1. Overview
In this article, we are going to discuss equality in Kotlin.
In Kotlin there are two types of equality:
- Structural equality (
==
) – To compare values and internally uses equals() - Referential equality (
===
) – Checks if both belongs to the same object
2. Referential equality
Referential equality is checked by using the === operator for equality and !== for inequality. a===b expression evaluates to true if both a and b point to the same object. For primitive types and String, the ===
equality check is equivalent to the == check and compares only values.
3. Structural equality
Structural equality (==) compares if both the values are the same and != to check if the values are different. In Java, we use equals() method to compare objects and == operator to compare primitive types.
Let’s see an example in Java to understand it.
public class MyClass { public static void main(String args[]) { int x=10; int y=25; System.out.println("x == y : " + (x == y)); String employeeName = "Praj"; String expectedName = "Praj"; String otherName = "Siv"; System.out.println("Employee is same as expected : " + (employeeName.equals(expectedName))); System.out.println("Employee is same as expected : " + (employeeName.equals(otherName))); } }
Result:
x == y : false
Employee is same as expected : true
Employee is same as expected : false
Since 10 and 25 are not equal, so x == y : false. employeeName and expectedName are different objects but has same values, so employeeName.equals(expectedName) returns true. employeeName and otherName are having different values, so equals method returns false.
In Kotlin, a == b is equivalent to Java’s equals method and compares values.
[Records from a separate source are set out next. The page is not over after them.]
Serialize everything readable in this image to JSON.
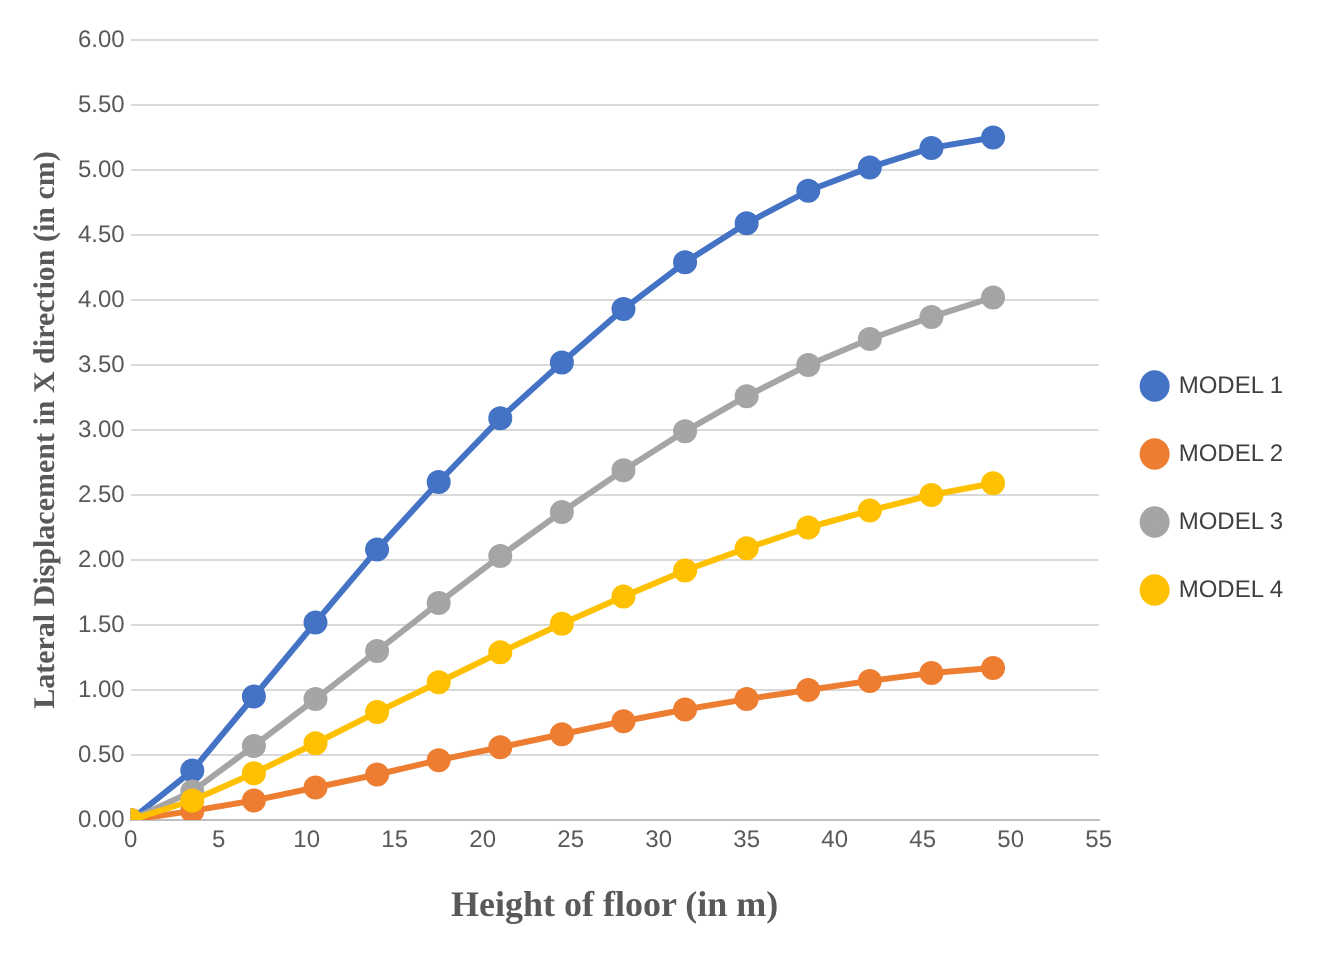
{
  "chart_data": {
    "type": "line",
    "xlabel": "Height of floor (in m)",
    "ylabel": "Lateral Displacement in X direction (in cm)",
    "x": [
      0,
      3.5,
      7,
      10.5,
      14,
      17.5,
      21,
      24.5,
      28,
      31.5,
      35,
      38.5,
      42,
      45.5,
      49
    ],
    "series": [
      {
        "name": "MODEL 1",
        "color": "#4472c4",
        "values": [
          0,
          0.38,
          0.95,
          1.52,
          2.08,
          2.6,
          3.09,
          3.52,
          3.93,
          4.29,
          4.59,
          4.84,
          5.02,
          5.17,
          5.25
        ]
      },
      {
        "name": "MODEL 2",
        "color": "#ed7d31",
        "values": [
          0,
          0.07,
          0.15,
          0.25,
          0.35,
          0.46,
          0.56,
          0.66,
          0.76,
          0.85,
          0.93,
          1.0,
          1.07,
          1.13,
          1.17
        ]
      },
      {
        "name": "MODEL 3",
        "color": "#a5a5a5",
        "values": [
          0,
          0.22,
          0.57,
          0.93,
          1.3,
          1.67,
          2.03,
          2.37,
          2.69,
          2.99,
          3.26,
          3.5,
          3.7,
          3.87,
          4.02
        ]
      },
      {
        "name": "MODEL 4",
        "color": "#ffc000",
        "values": [
          0,
          0.15,
          0.36,
          0.59,
          0.83,
          1.06,
          1.29,
          1.51,
          1.72,
          1.92,
          2.09,
          2.25,
          2.38,
          2.5,
          2.59
        ]
      }
    ],
    "xlim": [
      0,
      55
    ],
    "xticks": [
      0,
      5,
      10,
      15,
      20,
      25,
      30,
      35,
      40,
      45,
      50,
      55
    ],
    "ylim": [
      0,
      6
    ],
    "yticks": [
      {
        "value": 0,
        "label": "0.00"
      },
      {
        "value": 0.5,
        "label": "0.50"
      },
      {
        "value": 1,
        "label": "1.00"
      },
      {
        "value": 1.5,
        "label": "1.50"
      },
      {
        "value": 2,
        "label": "2.00"
      },
      {
        "value": 2.5,
        "label": "2.50"
      },
      {
        "value": 3,
        "label": "3.00"
      },
      {
        "value": 3.5,
        "label": "3.50"
      },
      {
        "value": 4,
        "label": "4.00"
      },
      {
        "value": 4.5,
        "label": "4.50"
      },
      {
        "value": 5,
        "label": "5.00"
      },
      {
        "value": 5.5,
        "label": "5.50"
      },
      {
        "value": 6,
        "label": "6.00"
      }
    ],
    "grid": "y",
    "legend": "right",
    "marker": "circle",
    "line_style": "solid"
  }
}
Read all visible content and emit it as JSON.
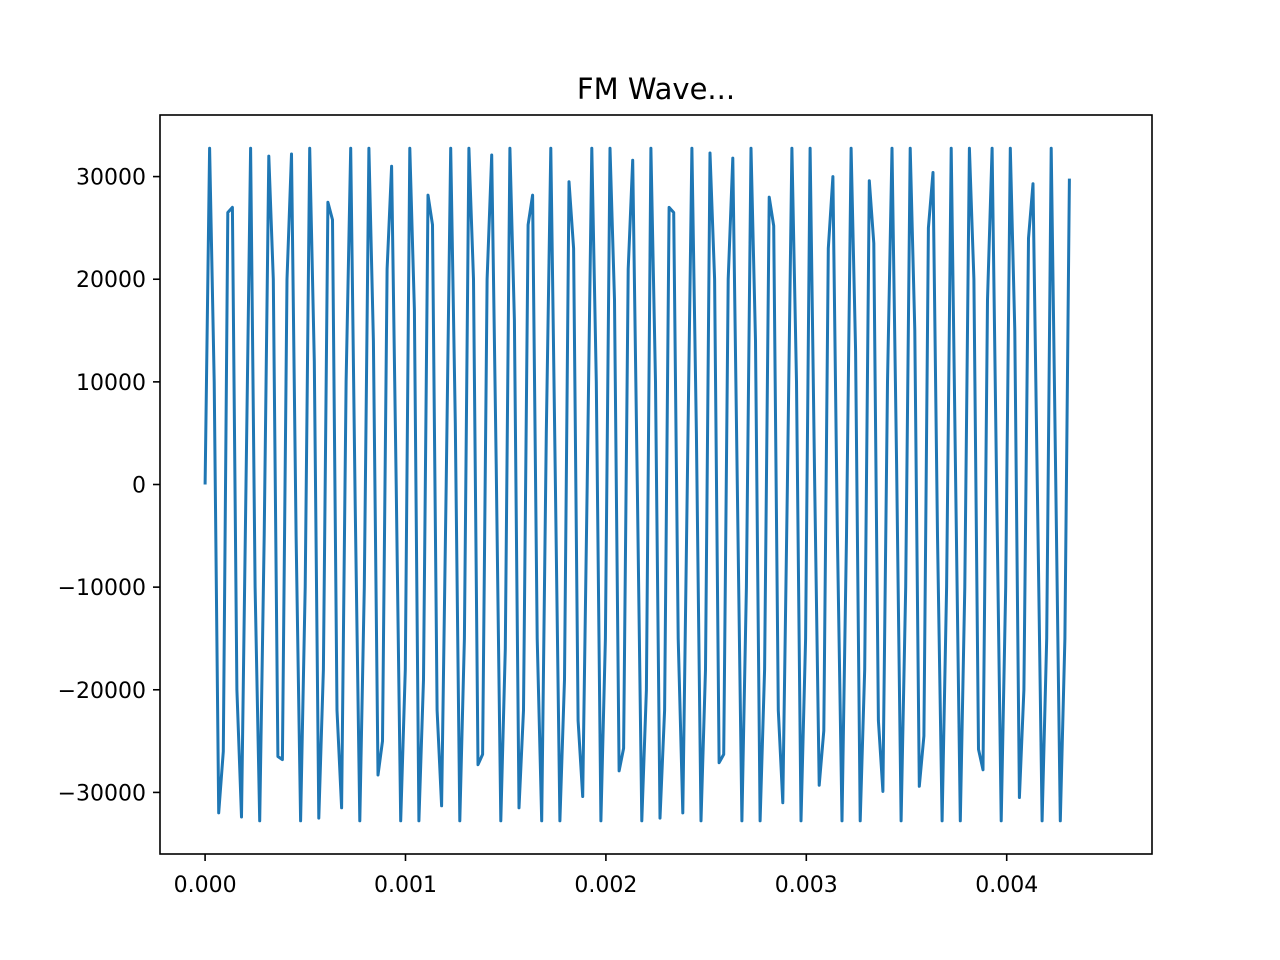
{
  "chart_data": {
    "type": "line",
    "title": "FM Wave...",
    "xlabel": "",
    "ylabel": "",
    "xlim": [
      -0.000225,
      0.004725
    ],
    "ylim": [
      -36000,
      36000
    ],
    "grid": false,
    "line_color": "#1f77b4",
    "x_ticks": [
      0,
      0.001,
      0.002,
      0.003,
      0.004
    ],
    "x_tick_labels": [
      "0.000",
      "0.001",
      "0.002",
      "0.003",
      "0.004"
    ],
    "y_ticks": [
      30000,
      20000,
      10000,
      0,
      -10000,
      -20000,
      -30000
    ],
    "y_tick_labels": [
      "30000",
      "20000",
      "10000",
      "0",
      "−10000",
      "−20000",
      "−30000"
    ],
    "series": [
      {
        "x_start": 0,
        "x_step": 2.27e-05,
        "y": [
          0,
          32767,
          10000,
          -32000,
          -26000,
          26500,
          27000,
          -20000,
          -32400,
          0,
          32767,
          -10000,
          -32767,
          -5000,
          32000,
          20000,
          -26500,
          -26800,
          20000,
          32200,
          -5000,
          -32767,
          -10000,
          32767,
          12000,
          -32500,
          -18000,
          27500,
          25800,
          -22000,
          -31500,
          10000,
          32767,
          -2000,
          -32767,
          -10000,
          32767,
          14000,
          -28300,
          -25000,
          21000,
          31000,
          0,
          -32767,
          -18000,
          32767,
          17000,
          -32767,
          -19000,
          28200,
          25300,
          -22000,
          -31300,
          0,
          32767,
          6000,
          -32767,
          -15000,
          32767,
          20000,
          -27300,
          -26300,
          20000,
          32100,
          2000,
          -32767,
          -16000,
          32767,
          16000,
          -31500,
          -22000,
          25300,
          28200,
          -15000,
          -32767,
          5000,
          32767,
          0,
          -32767,
          -19000,
          29500,
          23000,
          -23000,
          -30400,
          0,
          32767,
          10000,
          -32767,
          -15000,
          32767,
          18000,
          -27900,
          -25700,
          21000,
          31600,
          0,
          -32767,
          -20000,
          32767,
          10000,
          -32500,
          -22000,
          27000,
          26500,
          -15000,
          -32000,
          0,
          32767,
          5000,
          -32767,
          -18000,
          32300,
          20000,
          -27100,
          -26300,
          20000,
          31800,
          0,
          -32767,
          -10000,
          32767,
          14000,
          -32767,
          -18000,
          28000,
          25200,
          -22000,
          -31000,
          0,
          32767,
          10000,
          -32767,
          -15000,
          32767,
          0,
          -29300,
          -24000,
          23000,
          30000,
          -5000,
          -32767,
          -5000,
          32767,
          13000,
          -32767,
          -18000,
          29600,
          23500,
          -23000,
          -29900,
          10000,
          32767,
          2000,
          -32767,
          -10000,
          32767,
          15000,
          -29400,
          -24500,
          25000,
          30400,
          -5000,
          -32767,
          -10000,
          32767,
          0,
          -32767,
          -10000,
          32767,
          20000,
          -25800,
          -27800,
          18000,
          32767,
          0,
          -32767,
          -10000,
          32767,
          15000,
          -30500,
          -20000,
          24000,
          29300,
          -2000,
          -32767,
          -15000,
          32767,
          0,
          -32767,
          -15000,
          29800
        ]
      }
    ]
  }
}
An expression a == b translates to
a?.equals(b) ?: (b === null)
If a is not null, it calls the equals(Any?) function. It compares the values of objects and primitive types. If a is null, then (b === null) executes. Here, Kotlin referentially compares b to null as null is an object and not a value. If b is also null, then returns true.
You can check whether a variable is null using a==null. It translates to a===null referential equality and comparison happens.
fun main() { val a = 10 val b = 10 val employeeName = "Praj" val expectedName = "Praj" val otherName = "Siv" val nullVariable = null println("nullVariable : " + (nullVariable==null)) println("a equals b : " + (a==b)) println("employeeName equals expectedName : " + (employeeName == expectedName)) println("otherName equals expectedName : "+(otherName == expectedName)) }
Result:
nullVariable : true
a equals b : true
employeeName equals expectedName : true
otherName equals expectedName : false
4. Compare strings for equality
You can compare values of string variables using any of == or === operators. Both operators behave the same.
val a = "Siv" val b = "Siv" println("a equals b : " + (a == b)) println("a referencially equals b : "+(a === b))
a equals b : true
a referentially equals b : true
employeeName equals expectedName : true
employeeName reference equals expectedName : false
5. Conclusion
In this article, we have seen about equality operators in Kotlin and few examples.